Now I know you think you look relaxed after a few bevvies – but we can tell. The glass of beer or cocktail was nice on the night – but it’s not good here – trust me on this.
You might not be looking for a job right now – but being dressed for an interview in the dress code you would adopt, is the right thing to do for your profile pic. We all know it’s easier to get away with dressing up than down. The same goes. And I don’t mean a suit, unless you would be wearing one … And ladies … (can I say this on radio?) … there’s a time and place for the cleavage, much as I … stop it, Nigel.
I think you should have a full image of your face and a little bit of neck, depending upon your hair length (I’m not troubled that way – easy decision!) Your profile picture travels all over the place on LinkedIn, sometimes at very small sizes. Don’t miss the opportunity to be recognised at all times.
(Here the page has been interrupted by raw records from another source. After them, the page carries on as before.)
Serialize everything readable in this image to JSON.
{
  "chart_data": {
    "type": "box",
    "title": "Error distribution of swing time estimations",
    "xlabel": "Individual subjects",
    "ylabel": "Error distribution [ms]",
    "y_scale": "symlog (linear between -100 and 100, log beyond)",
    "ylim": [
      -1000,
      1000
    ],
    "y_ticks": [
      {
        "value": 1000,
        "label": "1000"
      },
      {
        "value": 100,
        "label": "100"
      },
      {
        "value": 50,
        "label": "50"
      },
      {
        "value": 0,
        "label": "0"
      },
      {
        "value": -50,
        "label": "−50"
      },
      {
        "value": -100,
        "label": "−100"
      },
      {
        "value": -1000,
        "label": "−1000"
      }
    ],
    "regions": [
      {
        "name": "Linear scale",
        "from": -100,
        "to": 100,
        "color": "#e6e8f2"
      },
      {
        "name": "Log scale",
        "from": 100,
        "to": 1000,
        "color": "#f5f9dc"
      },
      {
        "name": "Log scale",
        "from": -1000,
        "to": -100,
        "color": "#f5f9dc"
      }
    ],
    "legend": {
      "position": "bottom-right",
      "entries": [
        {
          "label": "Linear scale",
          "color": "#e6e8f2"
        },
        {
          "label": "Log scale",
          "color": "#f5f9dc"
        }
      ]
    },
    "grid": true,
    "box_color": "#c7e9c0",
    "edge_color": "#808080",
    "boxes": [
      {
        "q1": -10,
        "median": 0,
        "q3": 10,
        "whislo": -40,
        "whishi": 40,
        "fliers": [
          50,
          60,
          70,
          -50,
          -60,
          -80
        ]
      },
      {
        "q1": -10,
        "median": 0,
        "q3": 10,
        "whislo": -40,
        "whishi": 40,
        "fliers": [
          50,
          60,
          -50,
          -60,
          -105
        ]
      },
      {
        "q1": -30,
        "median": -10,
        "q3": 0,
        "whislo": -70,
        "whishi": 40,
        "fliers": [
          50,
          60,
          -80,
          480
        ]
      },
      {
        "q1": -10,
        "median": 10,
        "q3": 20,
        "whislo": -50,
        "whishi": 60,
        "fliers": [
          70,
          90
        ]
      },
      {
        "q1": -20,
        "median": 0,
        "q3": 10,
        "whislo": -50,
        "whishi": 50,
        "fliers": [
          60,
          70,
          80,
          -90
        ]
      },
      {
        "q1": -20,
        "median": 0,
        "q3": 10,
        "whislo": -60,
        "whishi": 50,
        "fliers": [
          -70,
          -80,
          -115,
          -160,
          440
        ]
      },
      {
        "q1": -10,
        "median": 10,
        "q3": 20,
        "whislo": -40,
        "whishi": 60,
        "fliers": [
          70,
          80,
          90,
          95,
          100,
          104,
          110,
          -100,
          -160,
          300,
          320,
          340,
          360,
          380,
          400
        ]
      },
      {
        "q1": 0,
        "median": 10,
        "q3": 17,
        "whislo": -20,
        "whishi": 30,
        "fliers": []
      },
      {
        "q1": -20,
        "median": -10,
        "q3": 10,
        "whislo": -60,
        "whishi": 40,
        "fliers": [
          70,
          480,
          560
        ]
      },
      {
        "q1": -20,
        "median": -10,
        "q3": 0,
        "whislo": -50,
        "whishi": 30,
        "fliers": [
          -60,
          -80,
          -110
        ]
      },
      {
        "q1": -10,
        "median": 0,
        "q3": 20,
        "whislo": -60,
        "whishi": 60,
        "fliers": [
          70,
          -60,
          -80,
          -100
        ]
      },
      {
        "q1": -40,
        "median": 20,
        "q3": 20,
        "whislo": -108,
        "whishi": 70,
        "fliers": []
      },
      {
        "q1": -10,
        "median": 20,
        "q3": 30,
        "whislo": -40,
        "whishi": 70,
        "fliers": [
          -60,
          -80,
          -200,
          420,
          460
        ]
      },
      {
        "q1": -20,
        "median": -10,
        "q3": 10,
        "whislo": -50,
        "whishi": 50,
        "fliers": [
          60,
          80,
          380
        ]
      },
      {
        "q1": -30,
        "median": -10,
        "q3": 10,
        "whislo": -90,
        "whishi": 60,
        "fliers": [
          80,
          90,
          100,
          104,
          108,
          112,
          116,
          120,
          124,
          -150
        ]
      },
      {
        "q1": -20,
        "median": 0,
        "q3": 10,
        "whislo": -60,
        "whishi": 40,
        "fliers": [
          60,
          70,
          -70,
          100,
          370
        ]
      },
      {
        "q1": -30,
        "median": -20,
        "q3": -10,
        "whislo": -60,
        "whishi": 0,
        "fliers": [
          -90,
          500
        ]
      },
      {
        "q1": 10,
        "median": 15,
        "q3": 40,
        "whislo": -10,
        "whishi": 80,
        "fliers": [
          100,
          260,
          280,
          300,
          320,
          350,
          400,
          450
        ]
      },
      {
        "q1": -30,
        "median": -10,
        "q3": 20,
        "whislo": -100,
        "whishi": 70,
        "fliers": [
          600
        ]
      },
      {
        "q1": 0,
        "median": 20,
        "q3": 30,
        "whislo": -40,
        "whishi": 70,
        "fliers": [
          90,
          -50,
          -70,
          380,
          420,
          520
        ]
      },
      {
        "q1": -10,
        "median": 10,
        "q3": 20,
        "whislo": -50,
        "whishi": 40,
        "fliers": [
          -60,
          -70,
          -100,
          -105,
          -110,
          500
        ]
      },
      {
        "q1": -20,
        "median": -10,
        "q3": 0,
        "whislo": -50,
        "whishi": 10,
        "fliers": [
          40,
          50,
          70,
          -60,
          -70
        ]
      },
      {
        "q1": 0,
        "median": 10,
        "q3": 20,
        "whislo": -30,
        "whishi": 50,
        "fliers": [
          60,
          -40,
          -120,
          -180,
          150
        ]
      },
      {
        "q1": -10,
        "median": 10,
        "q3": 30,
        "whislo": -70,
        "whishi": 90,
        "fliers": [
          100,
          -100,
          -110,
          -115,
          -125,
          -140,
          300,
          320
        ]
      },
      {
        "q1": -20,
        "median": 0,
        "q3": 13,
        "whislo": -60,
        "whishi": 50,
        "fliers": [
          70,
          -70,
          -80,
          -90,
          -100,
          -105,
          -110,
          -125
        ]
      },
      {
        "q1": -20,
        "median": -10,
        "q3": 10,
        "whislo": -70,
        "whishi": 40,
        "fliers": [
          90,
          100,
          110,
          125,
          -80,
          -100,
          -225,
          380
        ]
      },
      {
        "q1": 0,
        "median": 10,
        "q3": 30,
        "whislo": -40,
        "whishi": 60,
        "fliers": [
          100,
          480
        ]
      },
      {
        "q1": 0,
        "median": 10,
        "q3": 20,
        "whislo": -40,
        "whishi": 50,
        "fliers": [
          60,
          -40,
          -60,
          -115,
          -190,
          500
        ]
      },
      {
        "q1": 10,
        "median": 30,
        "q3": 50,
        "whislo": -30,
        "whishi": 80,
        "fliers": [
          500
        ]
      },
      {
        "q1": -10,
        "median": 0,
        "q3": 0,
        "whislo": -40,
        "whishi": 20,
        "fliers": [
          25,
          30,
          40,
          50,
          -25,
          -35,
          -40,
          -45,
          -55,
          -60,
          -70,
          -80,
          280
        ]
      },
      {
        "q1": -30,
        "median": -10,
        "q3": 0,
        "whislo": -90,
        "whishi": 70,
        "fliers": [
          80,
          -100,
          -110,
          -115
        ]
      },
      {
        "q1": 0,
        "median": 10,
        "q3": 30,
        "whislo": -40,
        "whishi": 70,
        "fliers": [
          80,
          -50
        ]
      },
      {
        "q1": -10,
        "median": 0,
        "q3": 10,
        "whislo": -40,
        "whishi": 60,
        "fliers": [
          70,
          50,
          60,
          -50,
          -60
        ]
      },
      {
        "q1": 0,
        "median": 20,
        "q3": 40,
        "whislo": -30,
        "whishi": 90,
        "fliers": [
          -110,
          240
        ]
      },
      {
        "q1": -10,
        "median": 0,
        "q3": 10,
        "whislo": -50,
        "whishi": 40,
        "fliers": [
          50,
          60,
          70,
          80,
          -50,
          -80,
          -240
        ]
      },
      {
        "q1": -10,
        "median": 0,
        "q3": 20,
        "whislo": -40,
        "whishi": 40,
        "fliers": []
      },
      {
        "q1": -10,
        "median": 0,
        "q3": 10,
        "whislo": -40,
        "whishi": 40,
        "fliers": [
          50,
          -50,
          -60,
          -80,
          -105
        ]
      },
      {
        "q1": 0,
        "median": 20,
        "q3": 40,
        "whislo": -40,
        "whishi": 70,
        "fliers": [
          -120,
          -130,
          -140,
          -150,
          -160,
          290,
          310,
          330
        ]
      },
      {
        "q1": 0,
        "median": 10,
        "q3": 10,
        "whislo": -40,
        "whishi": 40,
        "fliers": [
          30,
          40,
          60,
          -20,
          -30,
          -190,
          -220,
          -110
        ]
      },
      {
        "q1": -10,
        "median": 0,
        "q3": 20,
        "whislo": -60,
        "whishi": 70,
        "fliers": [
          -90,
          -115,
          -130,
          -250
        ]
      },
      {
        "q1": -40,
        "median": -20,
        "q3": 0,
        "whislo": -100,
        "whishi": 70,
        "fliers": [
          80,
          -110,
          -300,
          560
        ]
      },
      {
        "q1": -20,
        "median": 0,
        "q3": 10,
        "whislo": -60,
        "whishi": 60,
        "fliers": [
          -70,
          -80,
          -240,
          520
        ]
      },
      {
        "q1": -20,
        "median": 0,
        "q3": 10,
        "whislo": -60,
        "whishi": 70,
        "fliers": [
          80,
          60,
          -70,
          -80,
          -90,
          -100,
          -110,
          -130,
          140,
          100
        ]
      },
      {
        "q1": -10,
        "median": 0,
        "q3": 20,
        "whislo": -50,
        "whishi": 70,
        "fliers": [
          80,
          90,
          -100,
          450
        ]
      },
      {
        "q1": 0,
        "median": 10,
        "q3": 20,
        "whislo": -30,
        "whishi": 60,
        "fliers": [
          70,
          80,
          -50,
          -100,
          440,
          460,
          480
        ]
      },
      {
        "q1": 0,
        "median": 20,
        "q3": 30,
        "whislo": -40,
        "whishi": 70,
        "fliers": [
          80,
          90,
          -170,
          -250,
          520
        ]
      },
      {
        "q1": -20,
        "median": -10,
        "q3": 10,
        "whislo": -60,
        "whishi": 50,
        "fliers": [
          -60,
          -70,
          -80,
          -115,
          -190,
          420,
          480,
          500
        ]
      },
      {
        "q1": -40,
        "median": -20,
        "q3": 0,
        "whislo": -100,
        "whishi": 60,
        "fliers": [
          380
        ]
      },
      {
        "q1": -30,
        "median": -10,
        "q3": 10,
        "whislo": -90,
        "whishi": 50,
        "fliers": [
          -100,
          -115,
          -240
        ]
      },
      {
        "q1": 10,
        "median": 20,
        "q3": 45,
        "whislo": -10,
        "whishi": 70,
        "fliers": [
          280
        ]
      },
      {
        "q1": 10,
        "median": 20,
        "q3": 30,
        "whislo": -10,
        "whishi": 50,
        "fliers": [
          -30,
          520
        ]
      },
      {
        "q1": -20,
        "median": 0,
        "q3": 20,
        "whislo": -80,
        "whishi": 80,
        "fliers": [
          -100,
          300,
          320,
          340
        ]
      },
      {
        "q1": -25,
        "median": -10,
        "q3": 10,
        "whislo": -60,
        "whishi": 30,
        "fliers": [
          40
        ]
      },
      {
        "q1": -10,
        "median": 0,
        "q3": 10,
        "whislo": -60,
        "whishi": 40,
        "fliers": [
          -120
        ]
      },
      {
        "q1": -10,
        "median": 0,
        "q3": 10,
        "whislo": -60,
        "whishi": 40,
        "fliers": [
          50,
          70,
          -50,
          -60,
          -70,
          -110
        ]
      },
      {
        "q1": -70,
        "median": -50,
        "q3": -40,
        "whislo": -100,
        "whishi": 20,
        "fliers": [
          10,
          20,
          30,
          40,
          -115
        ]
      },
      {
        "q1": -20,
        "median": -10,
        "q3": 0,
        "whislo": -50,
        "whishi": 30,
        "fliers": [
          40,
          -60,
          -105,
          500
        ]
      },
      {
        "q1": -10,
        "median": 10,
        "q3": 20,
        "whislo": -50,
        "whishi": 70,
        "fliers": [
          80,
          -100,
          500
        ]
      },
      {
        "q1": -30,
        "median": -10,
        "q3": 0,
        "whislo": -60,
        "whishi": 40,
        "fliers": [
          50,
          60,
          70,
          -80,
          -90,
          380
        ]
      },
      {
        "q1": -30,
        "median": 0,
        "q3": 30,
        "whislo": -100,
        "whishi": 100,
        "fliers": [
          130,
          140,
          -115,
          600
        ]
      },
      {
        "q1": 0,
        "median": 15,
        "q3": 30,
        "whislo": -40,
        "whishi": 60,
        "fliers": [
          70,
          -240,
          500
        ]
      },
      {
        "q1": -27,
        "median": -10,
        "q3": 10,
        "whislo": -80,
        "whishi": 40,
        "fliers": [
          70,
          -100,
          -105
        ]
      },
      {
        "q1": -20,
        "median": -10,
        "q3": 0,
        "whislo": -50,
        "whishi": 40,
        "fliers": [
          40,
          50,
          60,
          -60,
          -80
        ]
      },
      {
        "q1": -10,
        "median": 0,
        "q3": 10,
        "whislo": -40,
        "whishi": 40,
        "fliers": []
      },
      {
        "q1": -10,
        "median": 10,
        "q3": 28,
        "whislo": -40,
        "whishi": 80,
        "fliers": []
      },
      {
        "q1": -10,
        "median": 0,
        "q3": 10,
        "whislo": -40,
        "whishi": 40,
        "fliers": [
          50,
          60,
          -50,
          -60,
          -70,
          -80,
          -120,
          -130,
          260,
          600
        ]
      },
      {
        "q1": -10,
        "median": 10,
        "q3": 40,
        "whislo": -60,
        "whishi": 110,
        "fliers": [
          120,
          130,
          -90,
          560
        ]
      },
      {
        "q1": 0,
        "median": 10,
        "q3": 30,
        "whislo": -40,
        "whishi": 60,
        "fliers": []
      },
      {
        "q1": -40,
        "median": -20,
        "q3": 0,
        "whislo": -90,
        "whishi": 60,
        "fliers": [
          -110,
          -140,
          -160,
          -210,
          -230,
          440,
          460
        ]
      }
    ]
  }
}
Okay, I get it, you want to look your very best then, but too polished and professional tells me another story. You’re trying too hard. If you do use a professional photographer, don’t do it like my dad would….
When, finally, you think you’ve captured the essence of ‘you’, phone a friend. Does my bum look big in this? A friend will tell you if the picture is the real you. Trust me on this too – you won’t be able to tell.
For some strange reason ‘black & white’ covers a lot of sins. Guilty.